2021
Cairn
Alexandra Koulaeva, « Alexeï Gastev, ingénieur du Nouveau Monde », Entreprises et histoire, ID : 10670/1.9di4c9
La vie et les idées politiques, littéraires et scientifiques de l’« ingénieur du nouveau monde » russe Alexeï Gastev (1882-1939) illustrent les jalons importants et les paradoxes tragiques de son pays et de son époque. Révolutionnaire professionnel, arrêté maintes fois mais toujours évadé ; ouvrier par choix dans des usines russes et françaises ; écrivain, journaliste et poète célèbre ; syndicaliste qui organisa les premières grandes grèves russes de 1905, il est parvenu à la présidence du comité central de la gigantesque Union des ouvriers métallurgistes en 1917. Les années 1920 marquent un développement sans équivalent des théories de l’organisation du travail dans la Russie post-révolutionnaire. Gastev, souvent mentionné comme vulgarisateur en Russie des idées de Taylor et de Ford, a pourtant maintenu toute sa vie une certaine opposition à une partie de leurs idées, tout en assumant une grande inspiration de leurs méthodes.
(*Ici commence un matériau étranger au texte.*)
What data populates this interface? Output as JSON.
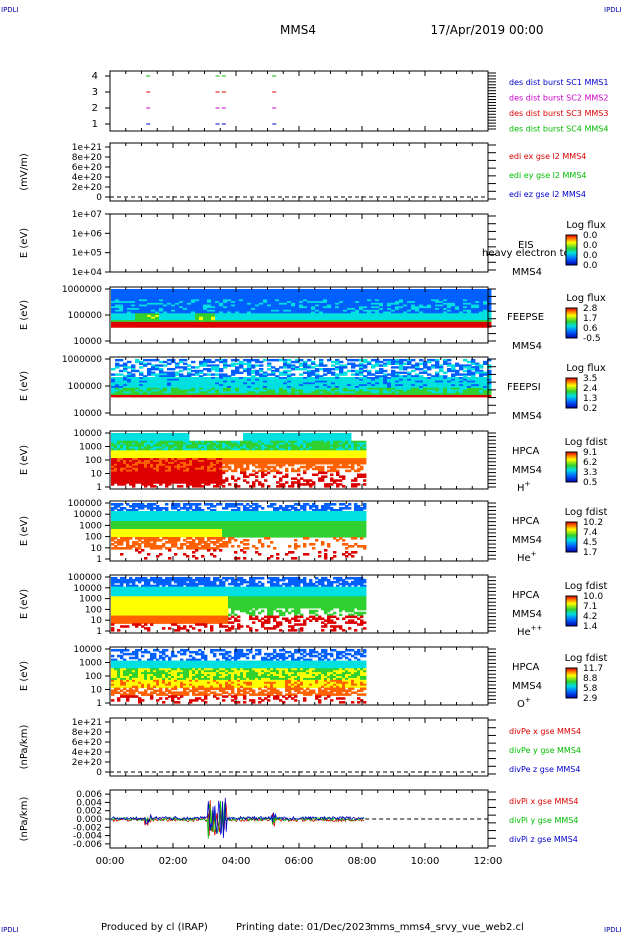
{
  "header": {
    "corner_tl": "IPDLI",
    "corner_tr": "IPDLI",
    "corner_bl": "IPDLI",
    "corner_br": "IPDLI",
    "spacecraft": "MMS4",
    "date": "17/Apr/2019 00:00"
  },
  "footer": {
    "produced": "Produced by cl (IRAP)",
    "printing": "Printing date: 01/Dec/2023",
    "file": "mms_mms4_srvy_vue_web2.cl"
  },
  "chart_data": {
    "type": "multi-panel",
    "x_axis": {
      "range": [
        "00:00",
        "12:00"
      ],
      "ticks": [
        "00:00",
        "02:00",
        "04:00",
        "06:00",
        "08:00",
        "10:00",
        "12:00"
      ]
    },
    "panels": [
      {
        "id": "burst",
        "y_ticks": [
          "1",
          "2",
          "3",
          "4"
        ],
        "legend": [
          {
            "text": "des dist burst SC1 MMS1",
            "color": "#0000cc"
          },
          {
            "text": "des dist burst SC2 MMS2",
            "color": "#cc00cc"
          },
          {
            "text": "des dist burst SC3 MMS3",
            "color": "#dd0000"
          },
          {
            "text": "des dist burst SC4 MMS4",
            "color": "#00bb00"
          }
        ],
        "bursts_hours": [
          1.15,
          3.35,
          3.55,
          5.15
        ]
      },
      {
        "id": "edi",
        "ylabel": "(mV/m)",
        "y_ticks": [
          "1e+21",
          "8e+20",
          "6e+20",
          "4e+20",
          "2e+20",
          "0"
        ],
        "legend": [
          {
            "text": "edi ex gse l2 MMS4",
            "color": "#dd0000"
          },
          {
            "text": "edi ey gse l2 MMS4",
            "color": "#00bb00"
          },
          {
            "text": "edi ez gse l2 MMS4",
            "color": "#0000cc"
          }
        ]
      },
      {
        "id": "eis",
        "ylabel": "E (eV)",
        "y_ticks": [
          "1e+07",
          "1e+06",
          "1e+05",
          "1e+04"
        ],
        "label1": "EIS",
        "label2": "heavy electron to",
        "label3": "MMS4",
        "cb_title": "Log flux",
        "cb_ticks": [
          "0.0",
          "0.0",
          "0.0",
          "0.0"
        ]
      },
      {
        "id": "feepse",
        "ylabel": "E (eV)",
        "y_ticks": [
          "1000000",
          "100000",
          "10000"
        ],
        "label1": "FEEPSE",
        "label2": "MMS4",
        "cb_title": "Log flux",
        "cb_ticks": [
          "2.8",
          "1.7",
          "0.6",
          "-0.5"
        ],
        "data_end_hour": 12
      },
      {
        "id": "feepsi",
        "ylabel": "E (eV)",
        "y_ticks": [
          "1000000",
          "100000",
          "10000"
        ],
        "label1": "FEEPSI",
        "label2": "MMS4",
        "cb_title": "Log flux",
        "cb_ticks": [
          "3.5",
          "2.4",
          "1.3",
          "0.2"
        ],
        "data_end_hour": 12
      },
      {
        "id": "hpca_h",
        "ylabel": "E (eV)",
        "y_ticks": [
          "10000",
          "1000",
          "100",
          "10",
          "1"
        ],
        "label1": "HPCA",
        "label2": "MMS4",
        "species": "H",
        "species_sup": "+",
        "cb_title": "Log fdist",
        "cb_ticks": [
          "9.1",
          "6.2",
          "3.3",
          "0.5"
        ],
        "data_end_hour": 8.1
      },
      {
        "id": "hpca_he",
        "ylabel": "E (eV)",
        "y_ticks": [
          "100000",
          "10000",
          "1000",
          "100",
          "10",
          "1"
        ],
        "label1": "HPCA",
        "label2": "MMS4",
        "species": "He",
        "species_sup": "+",
        "cb_title": "Log fdist",
        "cb_ticks": [
          "10.2",
          "7.4",
          "4.5",
          "1.7"
        ],
        "data_end_hour": 8.1
      },
      {
        "id": "hpca_hepp",
        "ylabel": "E (eV)",
        "y_ticks": [
          "100000",
          "10000",
          "1000",
          "100",
          "10",
          "1"
        ],
        "label1": "HPCA",
        "label2": "MMS4",
        "species": "He",
        "species_sup": "++",
        "cb_title": "Log fdist",
        "cb_ticks": [
          "10.0",
          "7.1",
          "4.2",
          "1.4"
        ],
        "data_end_hour": 8.1
      },
      {
        "id": "hpca_o",
        "ylabel": "E (eV)",
        "y_ticks": [
          "10000",
          "1000",
          "100",
          "10",
          "1"
        ],
        "label1": "HPCA",
        "label2": "MMS4",
        "species": "O",
        "species_sup": "+",
        "cb_title": "Log fdist",
        "cb_ticks": [
          "11.7",
          "8.8",
          "5.8",
          "2.9"
        ],
        "data_end_hour": 8.1
      },
      {
        "id": "divpe",
        "ylabel": "(nPa/km)",
        "y_ticks": [
          "1e+21",
          "8e+20",
          "6e+20",
          "4e+20",
          "2e+20",
          "0"
        ],
        "legend": [
          {
            "text": "divPe x gse MMS4",
            "color": "#dd0000"
          },
          {
            "text": "divPe y gse MMS4",
            "color": "#00bb00"
          },
          {
            "text": "divPe z gse MMS4",
            "color": "#0000cc"
          }
        ]
      },
      {
        "id": "divpi",
        "ylabel": "(nPa/km)",
        "y_ticks": [
          "0.006",
          "0.004",
          "0.002",
          "0.000",
          "-0.002",
          "-0.004",
          "-0.006"
        ],
        "y_range": [
          -0.007,
          0.007
        ],
        "legend": [
          {
            "text": "divPi x gse MMS4",
            "color": "#dd0000"
          },
          {
            "text": "divPi y gse MMS4",
            "color": "#00bb00"
          },
          {
            "text": "divPi z gse MMS4",
            "color": "#0000cc"
          }
        ],
        "data_end_hour": 8.1
      }
    ]
  }
}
Théoricien et créateur il y a exactement 100 ans de l’Institut Central du Travail (TsIT) à Moscou, d’où sortirent 500 000 ouvriers qualifiés dans 200 spécialités, Alexeï Gastev a été élevé dans les années 1930 au rang de ministre de la Standardisation de l’Union soviétique et a contribué à la création d’un système du travail très éloigné de son idéal romantique initial du travail libérateur. Entre son exécution en 1939, victime du colosse qu’il avait aidé à construire, et les années 1990, une seule monographie et une poignée d’articles de recherche lui avaient été consacrés, tous hors de son pays. Les articles publiés en URSS pendant ces années étaient soit des préfaces à ses quelques œuvres rééditées, soit de brèves mentions dans des articles plus généraux, qui mettaient surtout en honneur son passé révolutionnaire. Cet article retrace à la fois le destin de Gastev et de ses idées, avant et après sa disparition, et l’intérêt récent et croissant qui sort de façon spectaculaire ce nom d’un oubli long de plusieurs décennies.